Die Villa Varda in Brugnera ist ein perfekt erhaltenes neoklassizistisches Juwel in Friaul-Julisch Venetien mit einer schlichten Fassade und kunstvoll dekorierten Innenräumen. Ihr italienischer Garten mit geometrischen Wegen und Buchsbaumhecken bietet eine intime und geschützte Atmosphäre. Die Villa befindet sich in Privatbesitz und kann bei besonderen Anlässen oder nach Vereinbarung für Gruppen besichtigt werden, wobei sie die Geschichte der lokalen Adelsfamilien erzählt.

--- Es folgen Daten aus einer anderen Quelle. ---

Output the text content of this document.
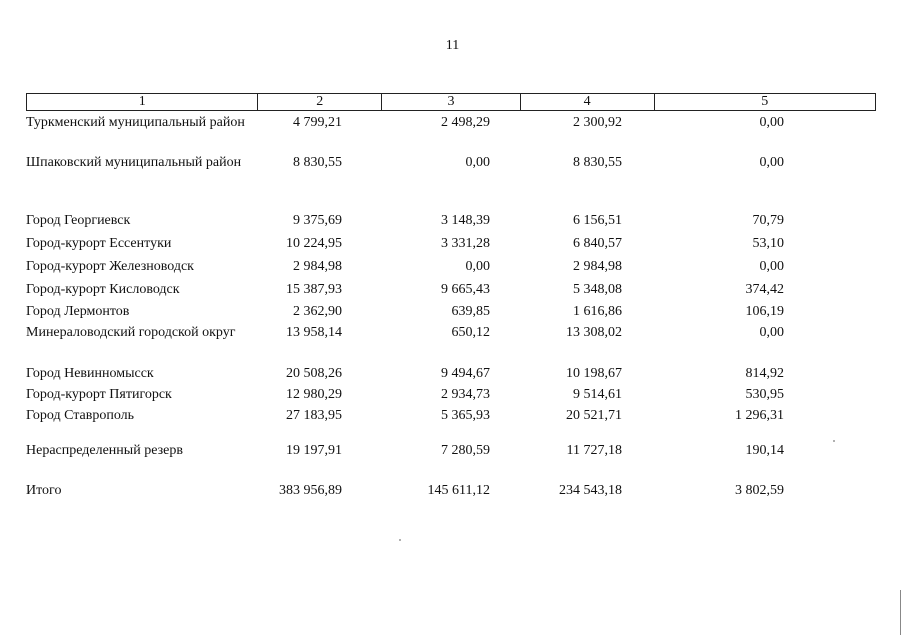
11
1	2	3	4	5
Туркменский муниципальный район	4 799,21	2 498,29	2 300,92	0,00
Шпаковский муниципальный район	8 830,55	0,00	8 830,55	0,00
Город Георгиевск	9 375,69	3 148,39	6 156,51	70,79
Город-курорт Ессентуки	10 224,95	3 331,28	6 840,57	53,10
Город-курорт Железноводск	2 984,98	0,00	2 984,98	0,00
Город-курорт Кисловодск	15 387,93	9 665,43	5 348,08	374,42
Город Лермонтов	2 362,90	639,85	1 616,86	106,19
Минераловодский городской округ	13 958,14	650,12	13 308,02	0,00
Город Невинномысск	20 508,26	9 494,67	10 198,67	814,92
Город-курорт Пятигорск	12 980,29	2 934,73	9 514,61	530,95
Город Ставрополь	27 183,95	5 365,93	20 521,71	1 296,31
Нераспределенный резерв	19 197,91	7 280,59	11 727,18	190,14
Итого	383 956,89	145 611,12	234 543,18	3 802,59
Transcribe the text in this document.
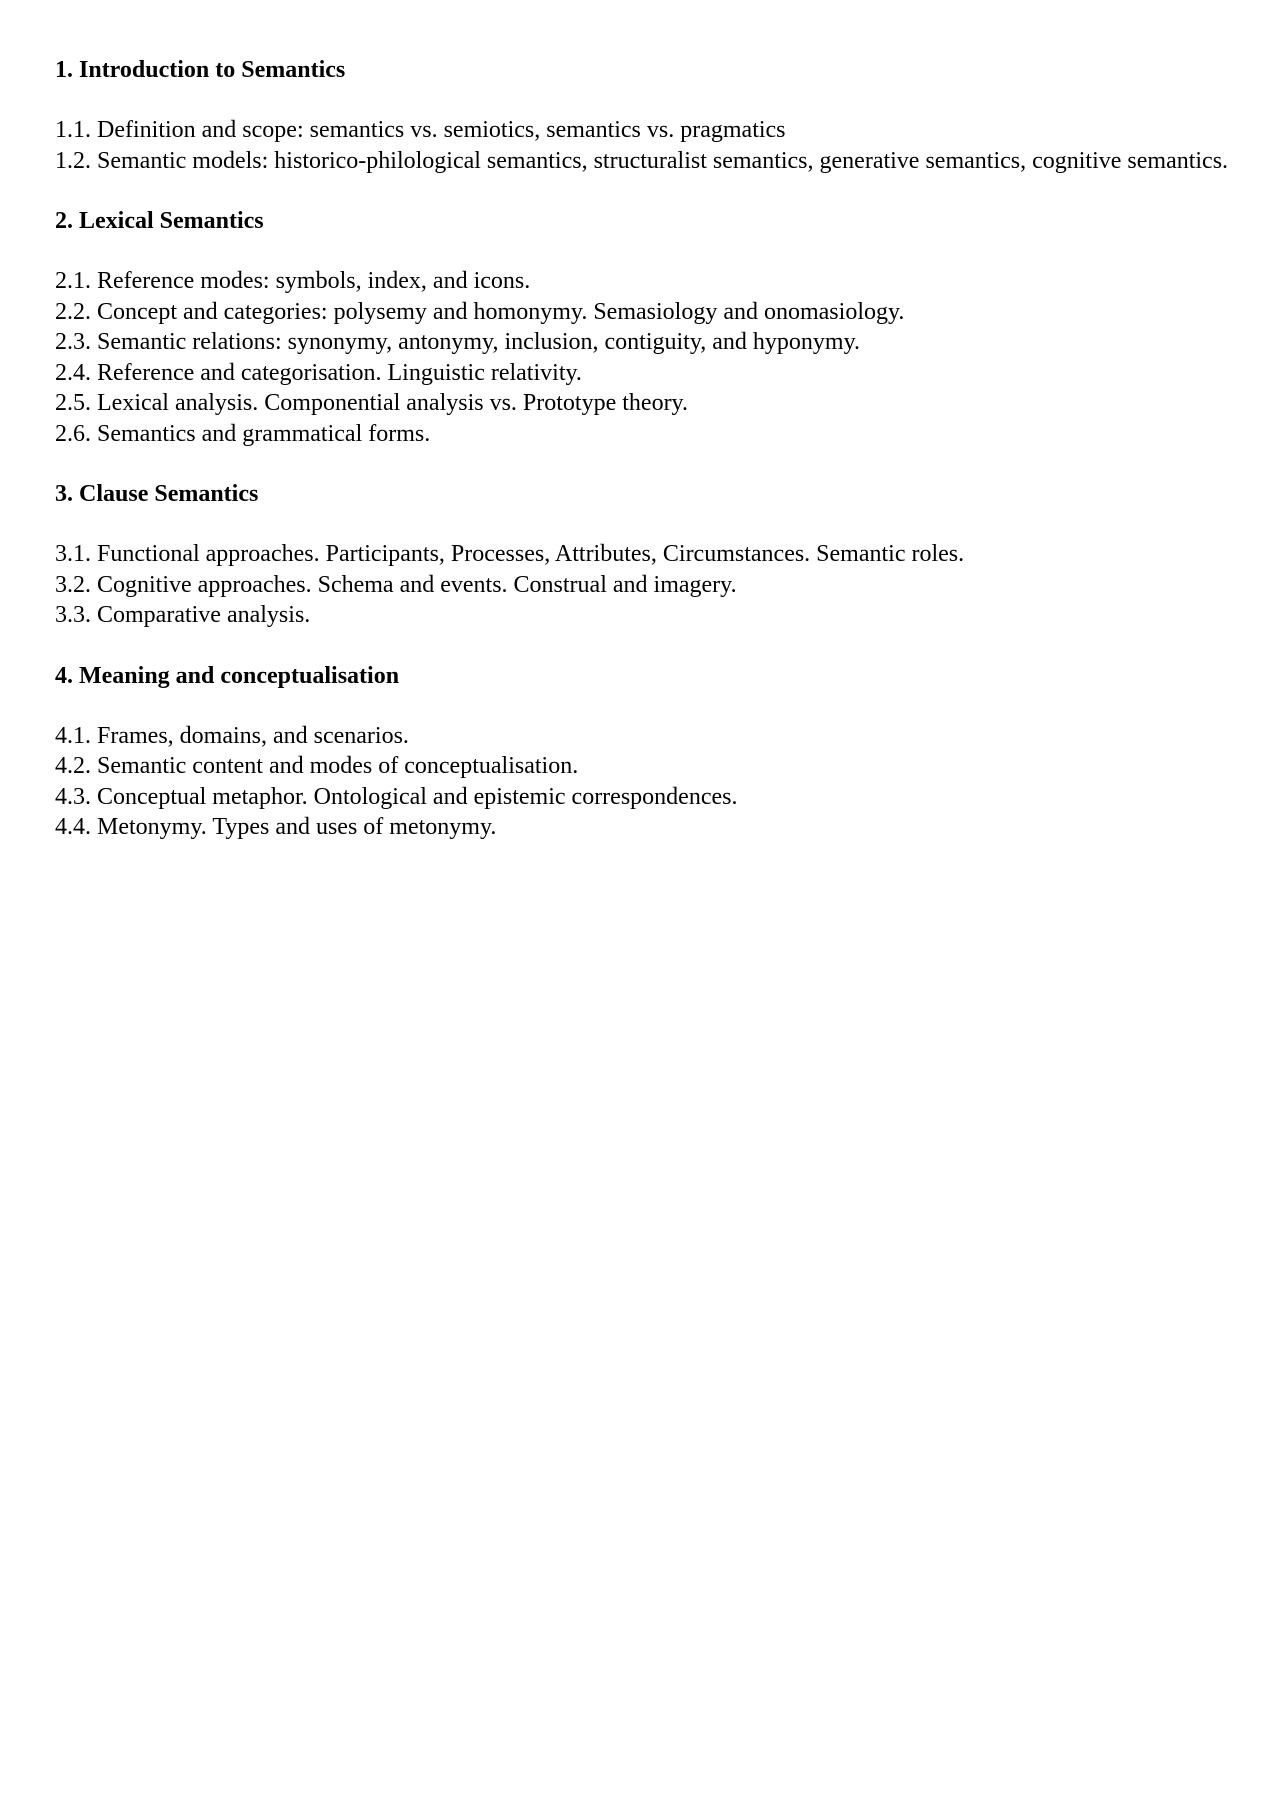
1. Introduction to Semantics

1.1. Definition and scope: semantics vs. semiotics, semantics vs. pragmatics

1.2. Semantic models: historico-philological semantics, structuralist semantics, generative semantics, cognitive semantics.

2. Lexical Semantics

2.1. Reference modes: symbols, index, and icons.

2.2. Concept and categories: polysemy and homonymy. Semasiology and onomasiology.

2.3. Semantic relations: synonymy, antonymy, inclusion, contiguity, and hyponymy.

2.4. Reference and categorisation. Linguistic relativity.

2.5. Lexical analysis. Componential analysis vs. Prototype theory.

2.6. Semantics and grammatical forms.

3. Clause Semantics

3.1. Functional approaches. Participants, Processes, Attributes, Circumstances. Semantic roles.

3.2. Cognitive approaches. Schema and events. Construal and imagery.

3.3. Comparative analysis.

4. Meaning and conceptualisation

4.1. Frames, domains, and scenarios.

4.2. Semantic content and modes of conceptualisation.

4.3. Conceptual metaphor. Ontological and epistemic correspondences.

4.4. Metonymy. Types and uses of metonymy.
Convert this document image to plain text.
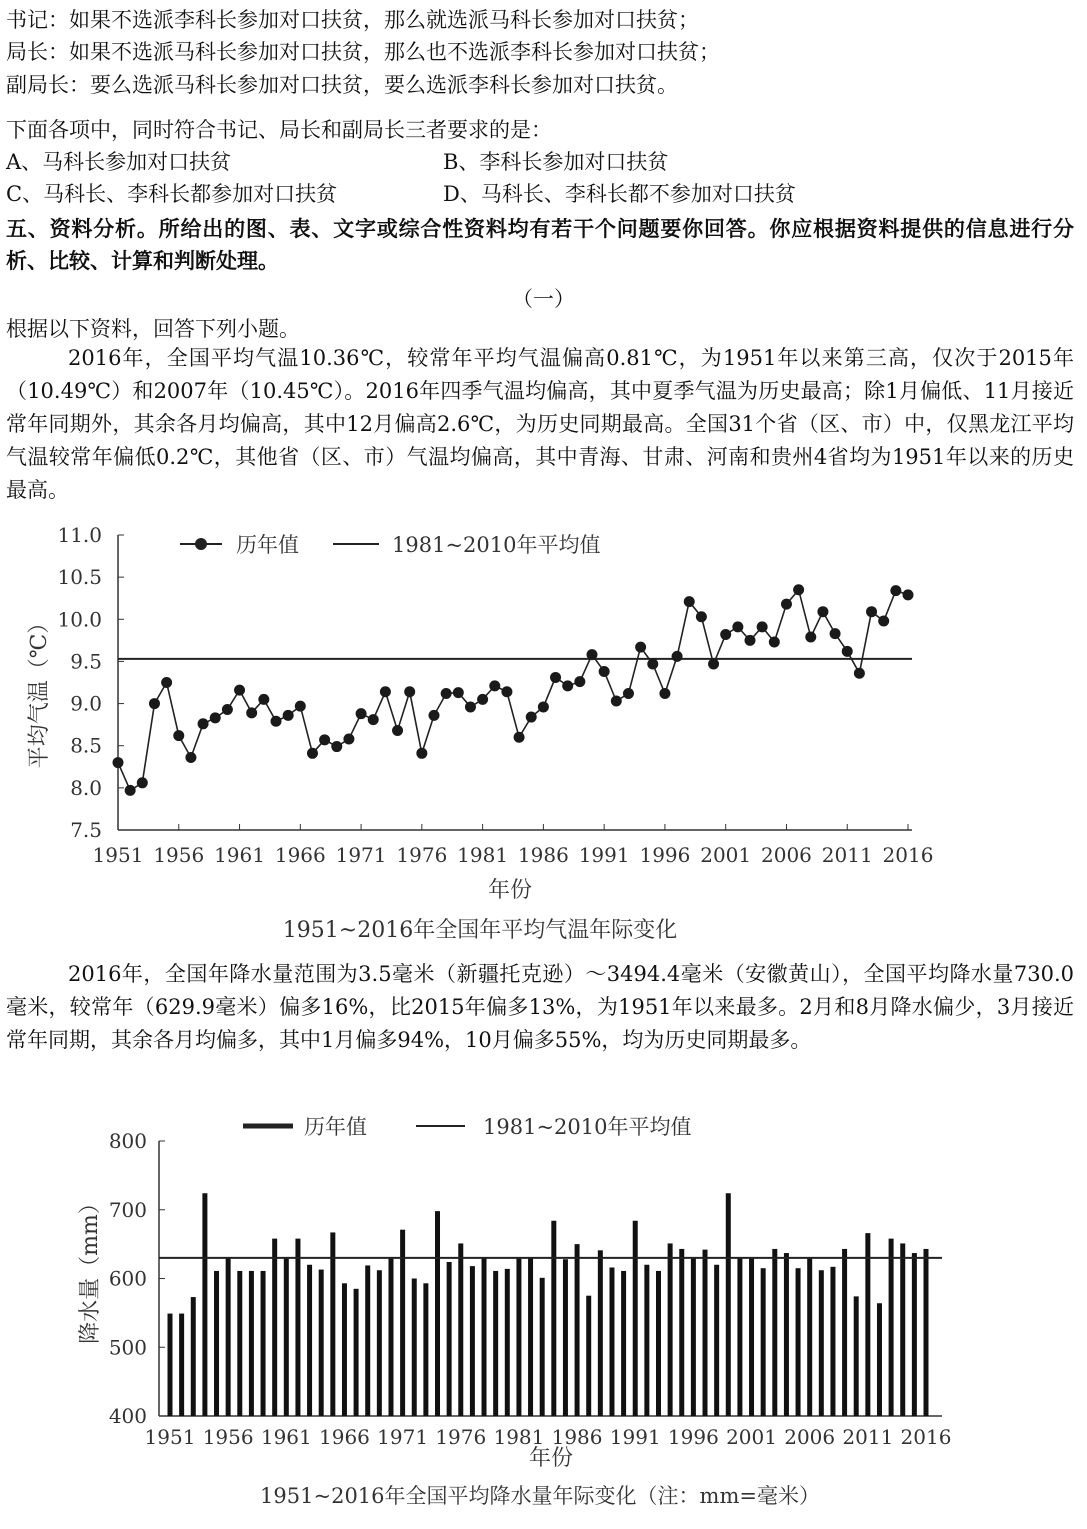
书记：如果不选派李科长参加对口扶贫，那么就选派马科长参加对口扶贫；
局长：如果不选派马科长参加对口扶贫，那么也不选派李科长参加对口扶贫；
副局长：要么选派马科长参加对口扶贫，要么选派李科长参加对口扶贫。
下面各项中，同时符合书记、局长和副局长三者要求的是：
A、马科长参加对口扶贫	B、李科长参加对口扶贫
C、马科长、李科长都参加对口扶贫	D、马科长、李科长都不参加对口扶贫
五、资料分析。所给出的图、表、文字或综合性资料均有若干个问题要你回答。你应根据资料提供的信息进行分析、比较、计算和判断处理。
（一）
根据以下资料，回答下列小题。
2016年，全国平均气温10.36℃，较常年平均气温偏高0.81℃，为1951年以来第三高，仅次于2015年（10.49℃）和2007年（10.45℃）。2016年四季气温均偏高，其中夏季气温为历史最高；除1月偏低、11月接近常年同期外，其余各月均偏高，其中12月偏高2.6℃，为历史同期最高。全国31个省（区、市）中，仅黑龙江平均气温较常年偏低0.2℃，其他省（区、市）气温均偏高，其中青海、甘肃、河南和贵州4省均为1951年以来的历史最高。
7.5
8.0
8.5
9.0
9.5
10.0
10.5
11.0
1951 1956 1961 1966 1971 1976 1981 1986 1991 1996 2001 2006 2011 2016
年份
1951~2016年全国年平均气温年际变化
平均气温（℃）
历年值	1981~2010年平均值
2016年，全国年降水量范围为3.5毫米（新疆托克逊）～3494.4毫米（安徽黄山），全国平均降水量730.0毫米，较常年（629.9毫米）偏多16%，比2015年偏多13%，为1951年以来最多。2月和8月降水偏少，3月接近常年同期，其余各月均偏多，其中1月偏多94%，10月偏多55%，均为历史同期最多。
400
500
600
700
800
1951 1956 1961 1966 1971 1976 1981 1986 1991 1996 2001 2006 2011 2016
年份
1951~2016年全国平均降水量年际变化（注：mm=毫米）
降水量（mm）
历年值	1981~2010年平均值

- Neoklassizistische Architektur aus dem 18. Jahrhundert mit Portikus auf ionischen Säulen und Innenräumen mit Stuck und Fresken
- Historischer italienischer Garten mit geometrischen Beeten, Wegen und perfekt gepflegten Buchsbaumhecken
- Privatbesitz mit Besichtigungsmöglichkeit bei besonderen Anlässen oder nach Vereinbarung für Gruppen
- Günstige Lage in der Nähe des Zentrums von Brugnera, ideal für die Erkundung der Destra Tagliamento und der friaulischen Quellen
Villa Varda in Brugnera, Pordenone: Eine neoklassizistische Villa aus dem 18. Jahrhundert mit reich verzierten Innenräumen aus Stuck und Fresken, umgeben von einem geometrischen historischen italienischen Garten. Besichtigung auf Anfrage für Gruppen möglich.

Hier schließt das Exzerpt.